Je me suis souvent senti comme Sisyphe, confronté sans cesse aux mêmes problèmes environnementaux, ou Cassandre, prophétisant un désastre, ou Don Quijote, parce que nous avons parfois l’air d’être des fous qui se battent contre des moulins à vent. Même si les espèces végétales et animales que nous défendons, ou les rivières et les forêts, ne sauront jamais que nous les avons défendus, souvent au péril de nos vies, « dans les rêves commencent les responsabilités », comme l’a écrit William Butler Yeats, et pour moi, il n’y a rien de plus tyrannique qu’un rêve.

En 2022, l’Union internationale pour la conservation de la nature a ajouté le papillon monarque migrateur à sa Liste rouge des espèces menacées et a classé les espèces emblématiques comme en voie de disparition. J’ai appris la nouvelle le 21 juillet, le jour où nous étions profondément plongés dans une crue soudaine suite à la mousson de l’après-midi. Alors que l’inondation commençait à diminuer, un monarque traversait la vallée, se baissant momentanément pour siroter le nectar d’un champ de penstemons encore debout. Le papillon rouge-orange dont les ailes s’ouvraient comme des vitraux laissant passer la lumière ressemblait à une note de grâce au milieu du chaos.

Ils sont sur liste d’attente depuis 2020. Qu’attend l’agence fédérale ? Extinction?

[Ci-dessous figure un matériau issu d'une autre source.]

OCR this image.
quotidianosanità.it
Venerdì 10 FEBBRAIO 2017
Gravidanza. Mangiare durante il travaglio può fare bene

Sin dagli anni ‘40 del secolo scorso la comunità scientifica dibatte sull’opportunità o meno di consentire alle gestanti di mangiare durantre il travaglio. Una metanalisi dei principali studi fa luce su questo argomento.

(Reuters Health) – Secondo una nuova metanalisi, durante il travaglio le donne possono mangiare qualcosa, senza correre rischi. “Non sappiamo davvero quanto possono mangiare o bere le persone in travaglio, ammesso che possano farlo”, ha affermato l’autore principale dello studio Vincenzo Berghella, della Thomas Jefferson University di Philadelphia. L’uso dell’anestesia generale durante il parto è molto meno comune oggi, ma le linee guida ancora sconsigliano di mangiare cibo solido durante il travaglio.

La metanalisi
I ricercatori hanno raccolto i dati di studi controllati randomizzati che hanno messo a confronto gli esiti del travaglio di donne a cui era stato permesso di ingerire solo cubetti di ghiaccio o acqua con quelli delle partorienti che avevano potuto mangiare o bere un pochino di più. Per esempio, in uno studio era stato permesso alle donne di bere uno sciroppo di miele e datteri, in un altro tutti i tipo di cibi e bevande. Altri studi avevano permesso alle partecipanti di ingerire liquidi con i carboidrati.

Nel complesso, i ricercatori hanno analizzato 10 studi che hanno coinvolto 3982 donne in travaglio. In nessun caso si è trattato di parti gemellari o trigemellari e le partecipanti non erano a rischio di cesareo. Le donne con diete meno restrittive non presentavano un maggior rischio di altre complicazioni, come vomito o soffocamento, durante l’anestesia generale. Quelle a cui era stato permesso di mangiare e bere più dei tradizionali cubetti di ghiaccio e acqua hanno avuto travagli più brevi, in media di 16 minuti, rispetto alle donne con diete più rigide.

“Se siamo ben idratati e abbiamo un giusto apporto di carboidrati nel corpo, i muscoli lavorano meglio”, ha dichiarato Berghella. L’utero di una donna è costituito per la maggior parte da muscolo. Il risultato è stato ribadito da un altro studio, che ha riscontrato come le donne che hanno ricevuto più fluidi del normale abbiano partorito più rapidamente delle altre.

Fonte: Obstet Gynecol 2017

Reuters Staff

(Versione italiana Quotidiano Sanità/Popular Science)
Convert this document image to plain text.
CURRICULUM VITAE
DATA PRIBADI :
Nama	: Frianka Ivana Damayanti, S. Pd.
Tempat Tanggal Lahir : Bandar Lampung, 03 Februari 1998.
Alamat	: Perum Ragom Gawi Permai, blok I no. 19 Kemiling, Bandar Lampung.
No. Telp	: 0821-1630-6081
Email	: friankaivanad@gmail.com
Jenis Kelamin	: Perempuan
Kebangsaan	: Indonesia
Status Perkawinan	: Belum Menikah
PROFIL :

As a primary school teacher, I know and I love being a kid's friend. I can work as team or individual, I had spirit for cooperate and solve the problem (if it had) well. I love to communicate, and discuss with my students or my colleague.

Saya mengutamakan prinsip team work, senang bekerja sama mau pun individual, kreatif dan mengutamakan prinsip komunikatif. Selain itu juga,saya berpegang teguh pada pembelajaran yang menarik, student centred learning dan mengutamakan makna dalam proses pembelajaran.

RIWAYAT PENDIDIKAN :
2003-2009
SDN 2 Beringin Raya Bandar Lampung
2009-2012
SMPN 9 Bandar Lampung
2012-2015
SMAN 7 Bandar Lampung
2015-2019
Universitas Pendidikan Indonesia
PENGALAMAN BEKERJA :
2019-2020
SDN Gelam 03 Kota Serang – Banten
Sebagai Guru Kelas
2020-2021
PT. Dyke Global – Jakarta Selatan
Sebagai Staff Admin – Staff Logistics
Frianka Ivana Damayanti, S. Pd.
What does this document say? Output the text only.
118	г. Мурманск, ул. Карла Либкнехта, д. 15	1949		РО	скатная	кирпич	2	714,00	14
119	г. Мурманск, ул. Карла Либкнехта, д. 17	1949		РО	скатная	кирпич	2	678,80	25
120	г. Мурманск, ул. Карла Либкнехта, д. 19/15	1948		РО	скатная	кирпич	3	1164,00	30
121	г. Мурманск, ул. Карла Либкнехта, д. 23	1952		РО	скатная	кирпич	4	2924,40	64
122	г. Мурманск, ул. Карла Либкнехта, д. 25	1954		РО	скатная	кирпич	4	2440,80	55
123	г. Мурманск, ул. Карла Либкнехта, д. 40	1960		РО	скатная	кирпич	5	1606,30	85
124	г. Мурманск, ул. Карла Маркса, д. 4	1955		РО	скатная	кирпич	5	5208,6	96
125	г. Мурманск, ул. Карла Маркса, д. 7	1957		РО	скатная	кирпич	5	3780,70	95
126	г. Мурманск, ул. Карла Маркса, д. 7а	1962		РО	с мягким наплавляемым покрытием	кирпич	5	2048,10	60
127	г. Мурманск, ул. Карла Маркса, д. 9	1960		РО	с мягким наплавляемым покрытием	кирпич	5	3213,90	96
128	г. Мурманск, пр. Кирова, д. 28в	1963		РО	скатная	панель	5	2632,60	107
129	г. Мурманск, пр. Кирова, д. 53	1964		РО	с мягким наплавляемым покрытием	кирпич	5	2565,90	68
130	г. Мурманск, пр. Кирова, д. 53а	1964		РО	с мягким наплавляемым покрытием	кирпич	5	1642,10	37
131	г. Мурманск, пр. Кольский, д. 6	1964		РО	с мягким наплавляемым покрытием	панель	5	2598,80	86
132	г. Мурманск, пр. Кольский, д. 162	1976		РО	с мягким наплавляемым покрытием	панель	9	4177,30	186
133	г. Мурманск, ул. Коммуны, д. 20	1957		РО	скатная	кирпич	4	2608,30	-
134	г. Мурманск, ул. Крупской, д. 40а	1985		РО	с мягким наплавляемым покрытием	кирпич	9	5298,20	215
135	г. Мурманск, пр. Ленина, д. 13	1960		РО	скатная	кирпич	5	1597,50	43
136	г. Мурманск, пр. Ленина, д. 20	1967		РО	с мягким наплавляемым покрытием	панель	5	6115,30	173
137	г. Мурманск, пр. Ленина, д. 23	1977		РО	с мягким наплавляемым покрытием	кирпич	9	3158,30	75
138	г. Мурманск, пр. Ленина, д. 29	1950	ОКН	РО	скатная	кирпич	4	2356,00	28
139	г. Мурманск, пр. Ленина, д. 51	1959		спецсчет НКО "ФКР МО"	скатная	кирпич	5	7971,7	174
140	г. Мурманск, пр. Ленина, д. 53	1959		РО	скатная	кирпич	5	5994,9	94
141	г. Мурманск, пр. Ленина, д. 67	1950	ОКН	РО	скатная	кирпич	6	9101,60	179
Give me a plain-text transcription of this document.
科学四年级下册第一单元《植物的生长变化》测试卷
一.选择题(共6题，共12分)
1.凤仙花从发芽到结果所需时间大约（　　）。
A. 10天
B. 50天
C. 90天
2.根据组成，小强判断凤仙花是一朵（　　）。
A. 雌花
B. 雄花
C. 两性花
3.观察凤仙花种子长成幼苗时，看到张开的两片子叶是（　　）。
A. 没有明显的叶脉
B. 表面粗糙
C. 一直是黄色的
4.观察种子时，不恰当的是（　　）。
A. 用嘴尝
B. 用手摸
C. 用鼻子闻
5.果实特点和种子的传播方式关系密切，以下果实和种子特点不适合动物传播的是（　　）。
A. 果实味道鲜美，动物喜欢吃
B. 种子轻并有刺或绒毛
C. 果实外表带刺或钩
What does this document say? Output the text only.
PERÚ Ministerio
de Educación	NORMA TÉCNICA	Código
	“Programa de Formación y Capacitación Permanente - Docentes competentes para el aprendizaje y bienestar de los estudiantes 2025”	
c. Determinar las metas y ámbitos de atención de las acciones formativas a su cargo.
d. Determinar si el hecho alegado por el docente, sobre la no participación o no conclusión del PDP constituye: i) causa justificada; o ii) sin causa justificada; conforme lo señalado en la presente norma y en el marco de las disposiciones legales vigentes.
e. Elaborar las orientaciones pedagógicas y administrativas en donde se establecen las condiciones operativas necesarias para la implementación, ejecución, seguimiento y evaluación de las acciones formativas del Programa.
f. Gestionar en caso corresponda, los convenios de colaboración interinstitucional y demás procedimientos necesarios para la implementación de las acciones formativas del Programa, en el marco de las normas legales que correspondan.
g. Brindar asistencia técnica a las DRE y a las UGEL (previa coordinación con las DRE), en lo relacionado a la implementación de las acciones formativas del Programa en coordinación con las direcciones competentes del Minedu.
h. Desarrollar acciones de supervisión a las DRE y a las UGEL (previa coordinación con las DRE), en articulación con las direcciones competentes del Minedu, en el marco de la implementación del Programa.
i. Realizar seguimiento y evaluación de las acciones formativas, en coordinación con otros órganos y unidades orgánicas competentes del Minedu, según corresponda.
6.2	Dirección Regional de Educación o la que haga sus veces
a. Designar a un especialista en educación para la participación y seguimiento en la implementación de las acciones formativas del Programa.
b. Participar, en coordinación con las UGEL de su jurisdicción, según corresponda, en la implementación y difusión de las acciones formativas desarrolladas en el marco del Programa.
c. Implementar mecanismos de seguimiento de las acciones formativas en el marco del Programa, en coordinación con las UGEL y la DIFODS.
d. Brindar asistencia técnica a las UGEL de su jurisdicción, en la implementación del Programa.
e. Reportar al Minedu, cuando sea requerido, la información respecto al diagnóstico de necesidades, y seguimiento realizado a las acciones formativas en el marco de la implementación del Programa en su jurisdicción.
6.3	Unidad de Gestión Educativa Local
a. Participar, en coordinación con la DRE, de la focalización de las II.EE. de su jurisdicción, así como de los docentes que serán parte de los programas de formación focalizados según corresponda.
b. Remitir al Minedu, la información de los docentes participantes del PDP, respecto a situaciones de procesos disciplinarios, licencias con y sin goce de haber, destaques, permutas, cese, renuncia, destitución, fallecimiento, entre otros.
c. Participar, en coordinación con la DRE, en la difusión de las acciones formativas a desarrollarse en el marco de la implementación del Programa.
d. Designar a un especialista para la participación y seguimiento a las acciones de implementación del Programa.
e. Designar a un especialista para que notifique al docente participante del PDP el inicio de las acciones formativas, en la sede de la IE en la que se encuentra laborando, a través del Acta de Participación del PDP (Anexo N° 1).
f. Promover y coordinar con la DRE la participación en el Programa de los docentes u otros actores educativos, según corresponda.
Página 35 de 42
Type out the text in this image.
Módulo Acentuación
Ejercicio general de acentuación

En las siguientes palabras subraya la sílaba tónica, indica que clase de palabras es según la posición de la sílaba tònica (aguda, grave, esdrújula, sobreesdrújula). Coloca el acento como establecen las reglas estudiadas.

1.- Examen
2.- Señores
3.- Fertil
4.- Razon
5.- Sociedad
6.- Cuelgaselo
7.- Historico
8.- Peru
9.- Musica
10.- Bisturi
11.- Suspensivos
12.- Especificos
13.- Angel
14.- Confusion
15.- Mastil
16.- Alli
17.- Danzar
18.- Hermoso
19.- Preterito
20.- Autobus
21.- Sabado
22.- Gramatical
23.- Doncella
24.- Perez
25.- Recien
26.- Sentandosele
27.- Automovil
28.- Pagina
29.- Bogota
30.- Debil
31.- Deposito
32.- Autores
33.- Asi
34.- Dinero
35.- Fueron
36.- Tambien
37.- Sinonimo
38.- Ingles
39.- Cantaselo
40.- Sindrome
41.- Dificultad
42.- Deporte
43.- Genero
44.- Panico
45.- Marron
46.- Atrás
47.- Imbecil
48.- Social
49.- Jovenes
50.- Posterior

Un an plus tard, l’UICN a rehaussé le statut des monarques de « en voie de disparition » à « vulnérable » après qu’un chercheur scientifique de l’Université de Géorgie a déposé une pétition contre la classification en voie de disparition, arguant que les populations de monarques prospèrent plus que ne le montraient les « modèles trop prudents » de l’UICN.

Ils ont continué en disant: Les niveaux de monarques migrateurs dans leurs habitats d’hivernage au Mexique étaient 59 % inférieurs en janvier par rapport à l’hiver dernier, a récemment révélé la Commission nationale mexicaine des zones naturelles protégées.

La plus récente évaluation de l’état des espèces de monarques publiée par le US Fish and Wildlife Service le 12 décembre 2024 révèle :

D’ici 2080, la probabilité d’extinction des monarques de l’Est varie de 56 à 74 % et la probabilité d’extinction des monarques de l’Ouest est supérieure à 95 %. Les menaces pesant sur l’espèce comprennent la perte et la dégradation de l’habitat de reproduction, de migration et d’hivernage, l’exposition aux insecticides et les effets du changement climatique.

Le Fish and Wildlife Service des États-Unis, qui supervise l’Endangered Species Act, a déclaré que le monarque migrateur serait ajouté à la liste des espèces en voie de disparition « s’il répond aux critères » en 2025. Ils sont sur la liste d’attente depuis 2020. Qu’attend l’agence fédérale ? Extinction?

Les papillons, qui migrent du Canada et des États-Unis vers le Mexique et vice-versa, ne sont pas comptés individuellement. Leur décompte annuel est plutôt mesuré par le nombre d’acres qu’ils couvrent lorsqu’ils se reposent sur des branches d’arbres dans les forêts à l’ouest de Mexico.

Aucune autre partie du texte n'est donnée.